La sequela è un problema di sguardo. La vita di fede dipende dallo sguardo. E, da questo punto di vista, non c’è differenza tra il discepolo contemporaneo di Gesù e quello delle generazioni successive. Perché riconoscere il Signore è sempre difficile. Gesù è vissuto a Nazaret per 30 anni e i suoi compaesani non hanno notato nulla di speciale in Lui. Durante la passione e nella morte non è stato riconosciuto come Messia dai suoi amici. Dopo la risurrezione le cose non cambiano: il Risorto viene confuso con un viandante, un giardiniere, un pescatore. Riconoscere Gesù Cristo è stato un problema per i suoi contemporanei ed è un problema anche per noi. Allora appare importante una parola dell’Apocalisse. All’angelo (il vescovo) della chiesa di Laodicea il Signore fa dire queste parole: “Ti consiglio per comprare da me … del collirio per ungerti gli occhi e recuperare la vista. Io, tutti quelli che amo, li rimprovero e li educo … Ecco sto alla porta e busso. Se qualcuno ascolta la mia voce e mi apre la porta, io verrò da lui, cenerò con lui ed egli con me” (3, 18-20). Chiediamo a Gesù Cristo che ci aiuti a vedere. È già un dono straordinario riconoscersi ciechi e diventare mendicanti di luce. È una grande cosa. Siamo tutti ciechi, siamo tutti peccatori perdonati, a cominciare da me. Solo con la luce della misericordia potremo evitare “le opere della carne” di cui ci ha reso coscienti la prima lettura. Potremo, cioè, evitare un’esistenza avvitata su sé stessa, autocentrica, che tutto strumentalizza, anche il culto. I frutti dello Spirito, e della misericordia riconosciuta e restituita, sono “amore, gioia, pace, magnanimità, benevolenza, bontà, fedeltà, mitezza, dominio di sé” (Gal 5,22). Ci permetteranno di abitare con responsabilità e concretezza le relazioni, soprattutto quella educativa, con cui accompagniamo le donne e gli uomini di domani. Educare è un’opera di misericordia alta, bella, straordinaria. È una “scommessa laboriosa” (Papa Francesco), è il capolavoro della speranza.
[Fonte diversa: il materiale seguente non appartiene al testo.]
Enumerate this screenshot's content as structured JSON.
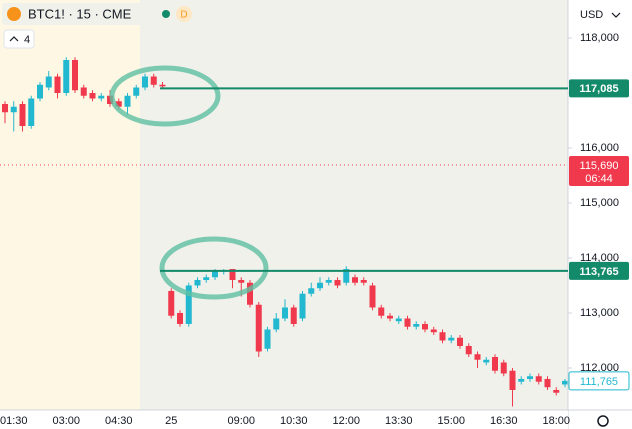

Dopo esserci dedicati alla famiglia, alla cura delle radici, alla pastorale battesimale; dopo avere cercato di rimodulare il rapporto della comunità cristiana con i ragazzi e gli adolescenti per il completamento della Iniziazione cristiana, abbiamo aperto una pagina nuova nel nostro cammino diocesano. Ci dobbiamo dedicare di più alla Scuola o, meglio, ai cristiani che abitano la Scuola e la vivono. Dovremo riaccendere una passione nel cuore di tutti e accompagnare meglio la testimonianza e la missione di tutti coloro che vivono, sotto qualunque prospettiva, il mondo della Scuola. “Il tempo è superiore allo spazio” ci ha ricordato Papa Francesco nella “Evangelii Gaudium” (cfr nn. 222-225). L’educazione, che porta all’apertura degli occhi e della vita, è, in questo momento, il più grande investimento per il futuro. L’educazione allo sguardo è un passo importantissimo verso il superamento dell’indifferenza che umilia, dell’abitudine che addormenta, dal cinismo che distrugge (cfr MV, 15). L’educazione allo sguardo è fondamentale per una relazione autentica con il Signore che può cambiare la nostra vita, soprattutto nei riguardi degli altri: “Misericordia: è la legge fondamentale che abita nel cuore di ogni persona quando guarda con occhi sinceri il fratello che incontra nel cammino della vita” (MV, 2).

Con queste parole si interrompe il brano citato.